Indignation de la gauche et des associations
« Diviser, diviser, stigmatiser, susciter la haine. Ce président, élu pour faire barrage au RN, en devient le pathétique perroquet. » a écrit Ian Brossat, porte-parole du PCF, sur X.
« Cette façon de flatter les réactionnaires est insupportable. » a réagi Marine Tondelier, secrétaire nationale des Écologistes. Et son homologue socialiste, Olivier Faure, est d’accord : « Un barrage… toutes les vannes sont ouvertes. Les mots finissent par manquer devant tant d’incohérences et de cynisme. ».

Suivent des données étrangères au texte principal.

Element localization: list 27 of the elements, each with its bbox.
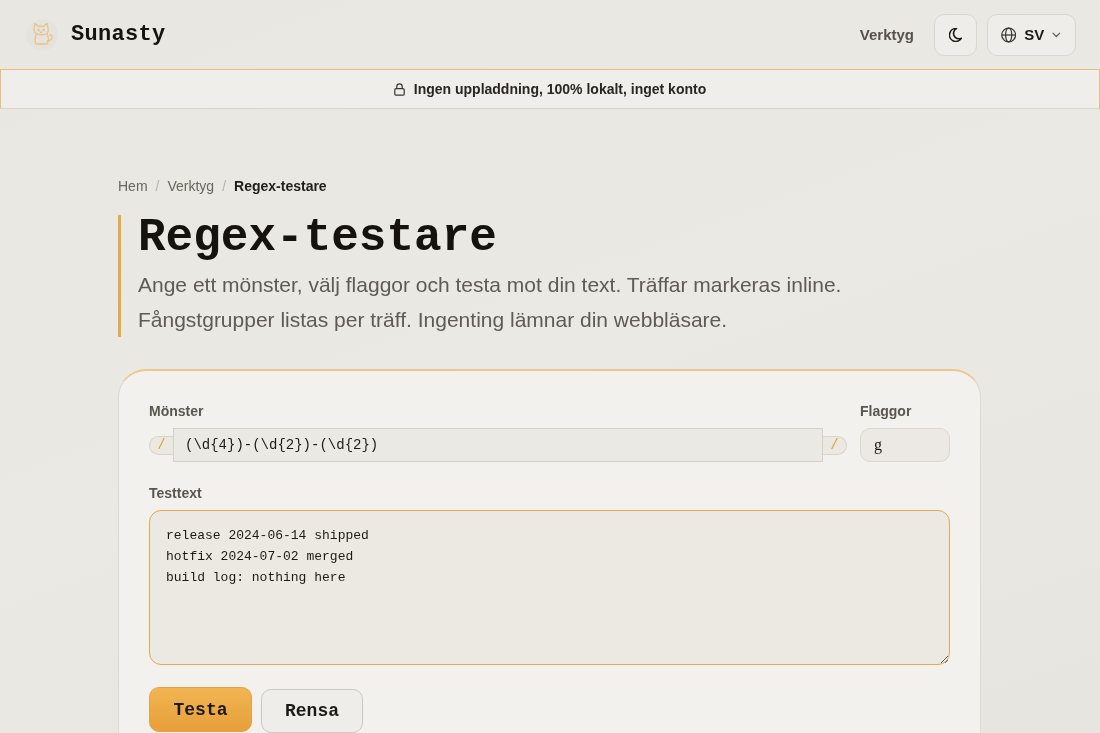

Les propos du président à l’égard des personnes trans, cibles privilégiées de l’extrême droite, ont particulièrement retenu l’attention. « Emmanuel Macron invoque la transphobie pour s’en prendre aux programmes de ses opposants politiques. La stratégie est donc claire : utiliser les minorités dans la course au pouvoir »a dénoncé Julia Torlet, présidente de SOS Homophobie.
L’insoumis Jean-Luc Mélenchon estime que « le président ignore l’ampleur des souffrances que cela implique pour les personnes concernées » et rappelle que « cette possibilité existe déjà dans la loi ».
Macron corrigé par son ancien ministre Clément Beaune
« Il n’est pas nécessaire d’avoir suivi un traitement médical ni d’avoir été opéré. Vous devez démontrer que le sexe indiqué sur votre état civil ne correspond pas à celui de votre vie sociale (identité de genre) »précise ainsi le site service-public.fr où sont enregistrées les démarches qui doivent, pour l’instant, être effectuées « au tribunal ».
Emmanuel Macron a même été rappelé à l’ordre par son ancien ministre Clément Beaune, également candidat à sa réélection député sous l’étiquette Renaissance : « Pour les personnes trans, pour les personnes LGBT, pour tout le monde, nous devons rejeter toute stigmatisation dans le discours politique et faire progresser les droits. »
Les propos dangereux du président de la République, qui proposait autrefois de simplifier les procédures de changement de genre, reflètent aussi la panique qu’il ressent face à la déroute de son camp et à la dynamique du NFP.
Une opération de séduction qui tourne au naufrage
Son électorat âgé, généralement plus conservateur que le reste de la population, fuit progressivement vers le RN. Ce qui avait déjà conduit Emmanuel Macron à s’aventurer dans le pillage sémantique de l’extrême droite en utilisant notamment le terme « décivilisation ».
Interrogé sur cette fâcheuse tendance en février par des journalistes de Humanité, qualifié de « drôles de censeurs », le chef de l’État a répondu qu’il « il ne faut pas laisser (à l’infirmière) la capacité de nommer la réalité.
Il n’est cependant pas gêné par la réalité, lorsqu’il s’agit de diaboliser la gauche qui le menace aujourd’hui. Avec ce genre d’affirmation attrape-réaction, Emmanuel Macron fait le pari risqué que le confusionnisme peut lui être favorable, quitte à brouiller parfois les frontières avec l’extrême droite. Au risque d’être non seulement celui qui reprend la parole du RN, mais aussi celui qui le porte au pouvoir.